IT security has always been a concern, but as we move into bigger and better technology, what are the challenges that face us? Technology changes so fast that it isn’t possible to predict exactly how things will go down, but we can prepare for as many eventualities as possible, using current challenges as a stepping stone.
Criminals have always seen the Internet as a possibility for committing more crimes, and that’s not likely to change any time soon. So, we can reasonably expect that cyber crime of all types will increase alongside technology.
Security Video: http://www.youtube.com/watch?v=t8QuUEwrKm8
Improved Technology Offers New Opportunities
Cloud computing is a big security concern for many companies, according to Security Week. A number of cloud services have popped up recently, and they offer plenty of benefits, including more cost-effective operating for large companies and increased mobility of information. It’s this mobility that can cause problems.
Back in the day, bandits often hit travelers and trains because the products they carried were valuable and they were vulnerable on the move.

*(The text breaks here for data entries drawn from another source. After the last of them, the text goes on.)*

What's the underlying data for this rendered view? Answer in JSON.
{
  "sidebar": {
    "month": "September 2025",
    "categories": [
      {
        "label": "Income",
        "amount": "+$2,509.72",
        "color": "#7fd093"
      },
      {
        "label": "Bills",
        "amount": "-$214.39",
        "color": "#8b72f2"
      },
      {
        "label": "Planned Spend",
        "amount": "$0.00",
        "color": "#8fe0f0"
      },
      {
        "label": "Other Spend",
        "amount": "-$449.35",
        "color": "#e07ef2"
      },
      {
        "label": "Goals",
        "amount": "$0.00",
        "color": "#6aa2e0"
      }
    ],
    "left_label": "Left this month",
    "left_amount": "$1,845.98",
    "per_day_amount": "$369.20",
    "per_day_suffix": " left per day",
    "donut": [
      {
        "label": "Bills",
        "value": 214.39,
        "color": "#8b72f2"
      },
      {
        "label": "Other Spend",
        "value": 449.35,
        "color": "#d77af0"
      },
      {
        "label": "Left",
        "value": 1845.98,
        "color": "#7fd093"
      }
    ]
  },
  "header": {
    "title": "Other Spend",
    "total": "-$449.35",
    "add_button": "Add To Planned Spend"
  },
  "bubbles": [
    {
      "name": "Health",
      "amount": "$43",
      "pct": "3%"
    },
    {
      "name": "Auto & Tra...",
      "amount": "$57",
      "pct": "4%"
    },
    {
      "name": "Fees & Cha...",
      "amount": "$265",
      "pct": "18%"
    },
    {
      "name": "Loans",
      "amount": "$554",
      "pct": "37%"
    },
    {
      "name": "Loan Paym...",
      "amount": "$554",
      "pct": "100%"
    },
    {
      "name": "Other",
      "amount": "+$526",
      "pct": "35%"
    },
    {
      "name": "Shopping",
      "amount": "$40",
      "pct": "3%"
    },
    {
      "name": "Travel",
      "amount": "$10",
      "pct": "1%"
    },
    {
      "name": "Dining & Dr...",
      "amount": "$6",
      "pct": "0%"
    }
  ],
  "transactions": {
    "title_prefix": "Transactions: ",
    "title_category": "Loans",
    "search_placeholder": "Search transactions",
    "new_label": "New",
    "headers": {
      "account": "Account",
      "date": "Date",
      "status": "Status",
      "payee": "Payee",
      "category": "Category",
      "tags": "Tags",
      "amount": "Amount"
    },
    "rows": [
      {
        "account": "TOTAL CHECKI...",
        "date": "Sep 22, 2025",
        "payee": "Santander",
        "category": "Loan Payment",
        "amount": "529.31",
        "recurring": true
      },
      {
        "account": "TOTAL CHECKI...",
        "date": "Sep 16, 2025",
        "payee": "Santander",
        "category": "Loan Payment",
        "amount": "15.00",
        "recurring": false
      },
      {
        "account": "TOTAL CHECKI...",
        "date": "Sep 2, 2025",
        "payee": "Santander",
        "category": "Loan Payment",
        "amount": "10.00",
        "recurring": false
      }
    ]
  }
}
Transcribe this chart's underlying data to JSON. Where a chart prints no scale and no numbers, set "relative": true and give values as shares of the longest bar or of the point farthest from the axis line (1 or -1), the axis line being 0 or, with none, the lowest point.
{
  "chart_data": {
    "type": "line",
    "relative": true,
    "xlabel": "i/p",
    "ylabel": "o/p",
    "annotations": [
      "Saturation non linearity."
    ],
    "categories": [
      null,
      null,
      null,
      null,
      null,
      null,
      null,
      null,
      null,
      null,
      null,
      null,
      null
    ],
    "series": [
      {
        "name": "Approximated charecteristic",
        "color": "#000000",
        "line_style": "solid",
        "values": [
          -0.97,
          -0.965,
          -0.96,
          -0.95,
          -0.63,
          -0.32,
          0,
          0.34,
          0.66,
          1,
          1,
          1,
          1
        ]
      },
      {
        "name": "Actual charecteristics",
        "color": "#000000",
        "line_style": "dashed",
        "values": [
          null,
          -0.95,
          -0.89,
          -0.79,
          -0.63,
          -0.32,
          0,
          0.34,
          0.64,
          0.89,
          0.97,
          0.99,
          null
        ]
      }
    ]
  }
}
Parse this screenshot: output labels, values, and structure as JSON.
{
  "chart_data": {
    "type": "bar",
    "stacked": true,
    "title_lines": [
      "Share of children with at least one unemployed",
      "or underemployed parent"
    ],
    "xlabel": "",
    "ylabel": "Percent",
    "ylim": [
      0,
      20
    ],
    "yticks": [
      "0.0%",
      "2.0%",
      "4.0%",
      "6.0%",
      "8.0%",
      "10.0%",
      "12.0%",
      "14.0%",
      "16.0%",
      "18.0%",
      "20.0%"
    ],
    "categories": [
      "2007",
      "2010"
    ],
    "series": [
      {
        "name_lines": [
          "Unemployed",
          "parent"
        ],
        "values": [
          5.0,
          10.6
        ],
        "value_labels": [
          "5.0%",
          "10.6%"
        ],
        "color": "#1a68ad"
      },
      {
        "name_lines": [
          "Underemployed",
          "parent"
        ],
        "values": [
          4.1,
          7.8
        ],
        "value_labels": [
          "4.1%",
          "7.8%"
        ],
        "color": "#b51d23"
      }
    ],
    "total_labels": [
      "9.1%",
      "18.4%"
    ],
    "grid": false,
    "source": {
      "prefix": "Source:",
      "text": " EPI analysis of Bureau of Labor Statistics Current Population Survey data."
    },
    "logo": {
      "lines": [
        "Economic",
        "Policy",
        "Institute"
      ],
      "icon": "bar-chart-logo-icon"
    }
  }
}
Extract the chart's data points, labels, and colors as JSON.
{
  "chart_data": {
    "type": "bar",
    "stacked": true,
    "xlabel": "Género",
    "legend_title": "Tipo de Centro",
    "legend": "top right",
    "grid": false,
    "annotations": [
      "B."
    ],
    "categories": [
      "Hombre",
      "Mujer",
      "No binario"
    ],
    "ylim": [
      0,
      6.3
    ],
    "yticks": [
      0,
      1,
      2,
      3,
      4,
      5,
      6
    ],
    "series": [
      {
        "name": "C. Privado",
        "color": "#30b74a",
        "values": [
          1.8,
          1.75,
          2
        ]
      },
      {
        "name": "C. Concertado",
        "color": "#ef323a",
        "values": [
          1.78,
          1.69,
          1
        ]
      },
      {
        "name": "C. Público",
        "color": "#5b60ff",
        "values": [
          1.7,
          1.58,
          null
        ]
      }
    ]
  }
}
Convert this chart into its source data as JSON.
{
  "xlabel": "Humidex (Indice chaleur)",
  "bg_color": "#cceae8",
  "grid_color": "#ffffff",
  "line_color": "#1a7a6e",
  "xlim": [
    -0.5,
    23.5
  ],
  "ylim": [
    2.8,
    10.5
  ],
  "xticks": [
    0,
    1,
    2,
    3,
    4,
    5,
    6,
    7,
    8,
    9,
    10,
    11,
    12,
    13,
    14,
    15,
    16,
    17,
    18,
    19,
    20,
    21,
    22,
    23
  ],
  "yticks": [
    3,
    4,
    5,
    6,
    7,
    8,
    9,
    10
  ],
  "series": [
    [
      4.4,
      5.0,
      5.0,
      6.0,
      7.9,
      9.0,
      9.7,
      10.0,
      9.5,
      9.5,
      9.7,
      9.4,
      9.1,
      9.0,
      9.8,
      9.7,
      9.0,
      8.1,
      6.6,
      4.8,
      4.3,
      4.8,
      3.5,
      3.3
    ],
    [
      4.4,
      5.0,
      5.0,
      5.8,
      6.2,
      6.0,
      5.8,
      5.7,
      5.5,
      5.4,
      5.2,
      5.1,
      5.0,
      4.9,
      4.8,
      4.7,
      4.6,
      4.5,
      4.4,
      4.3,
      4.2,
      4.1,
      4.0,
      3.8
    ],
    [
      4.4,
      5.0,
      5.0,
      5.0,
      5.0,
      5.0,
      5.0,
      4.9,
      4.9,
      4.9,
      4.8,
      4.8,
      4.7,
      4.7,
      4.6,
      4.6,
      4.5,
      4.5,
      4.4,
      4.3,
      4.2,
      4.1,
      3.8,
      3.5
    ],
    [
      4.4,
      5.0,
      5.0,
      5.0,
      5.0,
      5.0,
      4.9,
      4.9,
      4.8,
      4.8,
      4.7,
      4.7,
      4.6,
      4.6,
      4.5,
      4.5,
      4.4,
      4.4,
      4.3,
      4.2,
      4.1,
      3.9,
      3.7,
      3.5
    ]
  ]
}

While the Internet isn’t exactly like the Old West, it’s a good idea to keep in mind that any time information is being sent or received, it can be vulnerable to others who may want access.
As cloud services are by definition detached from the companies that use them, physical security is an issue. Employees need to be carefully screened and checks put into place to prevent leakage of information as well as the outright stealing of data. Hackers are also a concern, and so are leaks between customers. Keep in mind that all of your information is stored along with information from other companies, making it simple for a breach to occur.
Cloud will likely grow considerably in the next decade, eliminating the need for keeping up with your own virtual storage space. However, this means that the security risks will also increase and new technology will have to be developed to keep information safe.
At the moment, 75% of attacks occur through Web applications, which show where the main problems are. This is something that will need to be fixed as the Internet and IT continue to grow. Where SaaS (Software as a Service) is provided, keep in mind that designers will need to implement more rigorous methods of keeping out the riff raff.
Hackers Aren’t Going Away
At SysSec in the UK, studies have been done to learn more about security issues we currently face, as well as how they might affect us in the future. At the moment, with social media on the rise, it’s a hotbed of activity for hackers who are using new ways of attacking social media users as well as search engines.
In 2010, hacker attacks through Adobe Reader files increased by 11.7% over 2009. While most people expect attacks from .exe files, hackers have evolved their techniques to include everything from PDFs to Word files and will continue to do so to find new methods of attacking as older ones are blocked.
SysSec’s study showed that there are already major consequences attributed to simple viruses infecting everything from cars being remotely shut down by a disgruntled employee-turned-hacker to trains failing because of a virus infecting the system. Vivian Reding told the company that we are looking at a future where the consequences could be even direr, such as hospitals shutting down, trains and planes crashing, and a lack of water and electricity.
The Biggest Threats
According to SysSec, the highest risk areas for malware and fraud in the future will be the underground economy and social networks. However, while these are likely to be the hardest-hit areas, virtualization, clouds, and routing are also going to be vulnerable. The studies also show that new attack vectors and more advanced malware will be a major issue in the future.
Areas that were a concern but not considered high risk include IPv6, online games, and DNS. It’s also expected that targeted attacks, where hackers focus on a specific victim, will be an issue, though not a high-level one.
One of the main concerns is that hackers have shifted from hacking for fun to hacking for profit, and it is no longer just a nerd in a basement suite; many crime organizations are now involved in cyber crime.
How Do We Fix It?
Of course, like all problems, there are solutions. While hackers and their malware may be improving, so are our IT security solutions such as anti-viruses and firewalls. IT will be affected, but will be required to come up with new methods of preventing attacks and leaks from occurring. ICT FORWARD offers some suggestions for improving security protocols in the future in a recent whitepaper, as does SysSec. These include:
- Separation of vital information from the Internet. If it’s not connected, it can’t be hacked as easily.
- Developing new security structures to protect against high-end attacks.
- Creating attack transactions, which include large amounts of useless data to thwart hacking systems.
- Tracking systems to identify criminals and their marketplaces.
The next decade will bring more intelligent attacks, but it will also bring more advanced technology, continuing the dance of hacker vs. security.